I think we underestimate what it means to be sent off somewhere as a young kid, and see the death and destruction that went on. To even see one person die is a traumatic experience. But to experience and survive what Eric went through, and survive that, is an extraordinary thing to survive. No one knew what PTSD was at the time.
Q: Can you discuss the process of casting and working with two actors who played both Eric and Nagase in the film, both during the war and decades later?
JT: We were blessed to have someone like Colin play the older Eric. The incredible thing about Colin’s performance in this movie is the fact that he didn’t get to play the trauma that led to Eric’s psychological and traumatic responses later in life. So that was a darkness he had to conjure in his own mind. That’s a huge thing to carry around. He also had to question if he was doing the part justice, and all the doubts he had.
With Jeremy, other than the fact he and Colin have a similar likeness, the work they did together had a powerful effect on the finished film. We had the radical time shifts over 30 years, but you still believe you’re following this one character.
CB: With the Nagase character, we wanted someone who was respected in the Japanese market. We, and especially Jonathan, wanted the film to have a major residence in Japan. So that character was incredibly important to cast correctly. Hiroyuki Sanada, who played the older Nagase, was fantastic.
Q: Patti, did you really met Eric on a train, and was it love at first sight?
PL: I did meet him on a train, but I can’t say it was love at first sight. It was more friendship at first sight, and the love came in later.
If I can also say something about Nagase, I also think he suffered from post-traumatic stress. He was a brave man, which was shown when he explained to us if he tried to stop the torture, it not only would have meant death for him, but also his entire family.
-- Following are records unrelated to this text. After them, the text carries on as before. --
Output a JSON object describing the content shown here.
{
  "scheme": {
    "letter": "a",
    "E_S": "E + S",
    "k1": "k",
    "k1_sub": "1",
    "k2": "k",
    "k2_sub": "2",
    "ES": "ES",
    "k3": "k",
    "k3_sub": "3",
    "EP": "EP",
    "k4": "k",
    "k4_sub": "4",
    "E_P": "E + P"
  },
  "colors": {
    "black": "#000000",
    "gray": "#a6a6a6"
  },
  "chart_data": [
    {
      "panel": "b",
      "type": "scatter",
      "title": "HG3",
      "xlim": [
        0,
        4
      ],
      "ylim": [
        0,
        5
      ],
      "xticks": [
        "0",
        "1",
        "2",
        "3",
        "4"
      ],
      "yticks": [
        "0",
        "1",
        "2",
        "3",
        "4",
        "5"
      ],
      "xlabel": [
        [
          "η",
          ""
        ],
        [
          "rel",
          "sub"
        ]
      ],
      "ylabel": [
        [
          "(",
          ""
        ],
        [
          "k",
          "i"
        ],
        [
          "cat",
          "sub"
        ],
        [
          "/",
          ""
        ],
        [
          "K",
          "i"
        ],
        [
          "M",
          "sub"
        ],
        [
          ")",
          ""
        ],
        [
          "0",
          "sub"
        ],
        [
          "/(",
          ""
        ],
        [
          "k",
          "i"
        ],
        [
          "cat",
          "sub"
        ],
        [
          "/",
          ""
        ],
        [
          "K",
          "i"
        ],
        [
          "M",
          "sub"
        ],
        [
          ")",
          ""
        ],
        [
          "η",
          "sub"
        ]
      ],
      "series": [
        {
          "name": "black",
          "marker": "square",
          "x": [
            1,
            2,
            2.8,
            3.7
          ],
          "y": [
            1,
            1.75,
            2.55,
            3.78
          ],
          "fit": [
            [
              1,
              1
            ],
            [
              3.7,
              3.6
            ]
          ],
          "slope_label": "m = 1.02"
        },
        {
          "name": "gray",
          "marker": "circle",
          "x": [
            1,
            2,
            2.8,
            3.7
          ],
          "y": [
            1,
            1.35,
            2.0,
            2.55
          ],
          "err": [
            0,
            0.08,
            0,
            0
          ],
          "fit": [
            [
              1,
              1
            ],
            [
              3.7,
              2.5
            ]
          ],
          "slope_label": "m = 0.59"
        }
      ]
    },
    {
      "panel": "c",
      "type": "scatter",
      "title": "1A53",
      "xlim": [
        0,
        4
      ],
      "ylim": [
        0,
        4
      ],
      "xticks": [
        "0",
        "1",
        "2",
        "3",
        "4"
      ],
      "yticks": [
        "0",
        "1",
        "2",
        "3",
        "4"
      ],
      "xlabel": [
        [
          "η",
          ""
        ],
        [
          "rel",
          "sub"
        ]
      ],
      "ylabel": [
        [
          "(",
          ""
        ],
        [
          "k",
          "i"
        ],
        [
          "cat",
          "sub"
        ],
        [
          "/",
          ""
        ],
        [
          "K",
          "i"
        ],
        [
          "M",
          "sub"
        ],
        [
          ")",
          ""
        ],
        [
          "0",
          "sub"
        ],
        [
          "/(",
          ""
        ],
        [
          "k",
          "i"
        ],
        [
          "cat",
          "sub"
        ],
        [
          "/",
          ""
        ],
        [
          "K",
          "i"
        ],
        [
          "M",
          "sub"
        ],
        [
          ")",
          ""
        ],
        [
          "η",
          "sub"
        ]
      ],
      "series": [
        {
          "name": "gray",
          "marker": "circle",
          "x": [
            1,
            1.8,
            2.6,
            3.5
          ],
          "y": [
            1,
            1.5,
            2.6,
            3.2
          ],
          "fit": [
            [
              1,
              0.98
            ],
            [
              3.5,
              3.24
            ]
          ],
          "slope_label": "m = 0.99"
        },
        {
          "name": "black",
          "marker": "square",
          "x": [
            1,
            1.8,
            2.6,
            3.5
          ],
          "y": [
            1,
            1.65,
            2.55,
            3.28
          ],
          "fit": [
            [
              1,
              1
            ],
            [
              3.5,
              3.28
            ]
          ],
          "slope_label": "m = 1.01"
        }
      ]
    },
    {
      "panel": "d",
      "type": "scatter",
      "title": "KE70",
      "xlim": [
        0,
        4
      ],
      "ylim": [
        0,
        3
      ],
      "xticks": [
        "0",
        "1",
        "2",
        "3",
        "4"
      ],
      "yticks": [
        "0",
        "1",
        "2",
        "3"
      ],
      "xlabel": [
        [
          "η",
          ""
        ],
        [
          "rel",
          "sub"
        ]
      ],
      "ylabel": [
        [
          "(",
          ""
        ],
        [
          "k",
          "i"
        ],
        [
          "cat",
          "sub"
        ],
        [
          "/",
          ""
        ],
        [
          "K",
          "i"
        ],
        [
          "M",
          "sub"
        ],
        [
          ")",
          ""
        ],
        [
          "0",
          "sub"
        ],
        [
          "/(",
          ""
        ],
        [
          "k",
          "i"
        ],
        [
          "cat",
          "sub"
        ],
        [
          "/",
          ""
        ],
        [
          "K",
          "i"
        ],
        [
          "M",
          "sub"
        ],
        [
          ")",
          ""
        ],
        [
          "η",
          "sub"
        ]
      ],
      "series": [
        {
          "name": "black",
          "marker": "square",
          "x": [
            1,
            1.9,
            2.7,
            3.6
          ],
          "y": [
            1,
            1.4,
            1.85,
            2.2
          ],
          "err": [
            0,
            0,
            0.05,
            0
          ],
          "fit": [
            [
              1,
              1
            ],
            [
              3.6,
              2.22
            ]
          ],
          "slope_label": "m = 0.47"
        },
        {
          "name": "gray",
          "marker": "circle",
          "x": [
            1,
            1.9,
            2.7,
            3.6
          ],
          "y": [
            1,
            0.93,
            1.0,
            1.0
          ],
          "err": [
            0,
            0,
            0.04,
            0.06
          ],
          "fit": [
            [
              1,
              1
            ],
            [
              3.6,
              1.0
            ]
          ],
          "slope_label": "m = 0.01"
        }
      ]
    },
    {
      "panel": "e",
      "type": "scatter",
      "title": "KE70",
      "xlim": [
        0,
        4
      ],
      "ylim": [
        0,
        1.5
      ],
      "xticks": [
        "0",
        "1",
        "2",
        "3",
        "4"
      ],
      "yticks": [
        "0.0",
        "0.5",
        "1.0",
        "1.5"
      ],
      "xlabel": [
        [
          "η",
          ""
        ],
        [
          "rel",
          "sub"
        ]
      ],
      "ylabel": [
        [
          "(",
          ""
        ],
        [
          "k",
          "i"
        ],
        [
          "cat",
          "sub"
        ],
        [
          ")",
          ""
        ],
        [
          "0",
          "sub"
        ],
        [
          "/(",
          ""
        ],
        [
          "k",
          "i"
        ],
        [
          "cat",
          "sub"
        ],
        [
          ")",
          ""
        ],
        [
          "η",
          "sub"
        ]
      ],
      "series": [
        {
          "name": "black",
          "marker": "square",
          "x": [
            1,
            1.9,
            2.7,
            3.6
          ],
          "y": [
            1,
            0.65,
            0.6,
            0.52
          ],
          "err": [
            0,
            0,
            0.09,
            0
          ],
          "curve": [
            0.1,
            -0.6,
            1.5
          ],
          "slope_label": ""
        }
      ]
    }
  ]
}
He did understand he was caught in a cultural bind, which helped Eric become closer with him. He was afraid he’d wake up one day, and his family would be dead.
I think communication and understanding between enemies and friends is so important. Once they were able to exchange their thoughts, then their relationship was able to grow. Eric and I both thought he was extremely brave, and shouldn’t be underestimated. My one sorrow is that more of the good Nagase did after the war wasn’t shown in the film.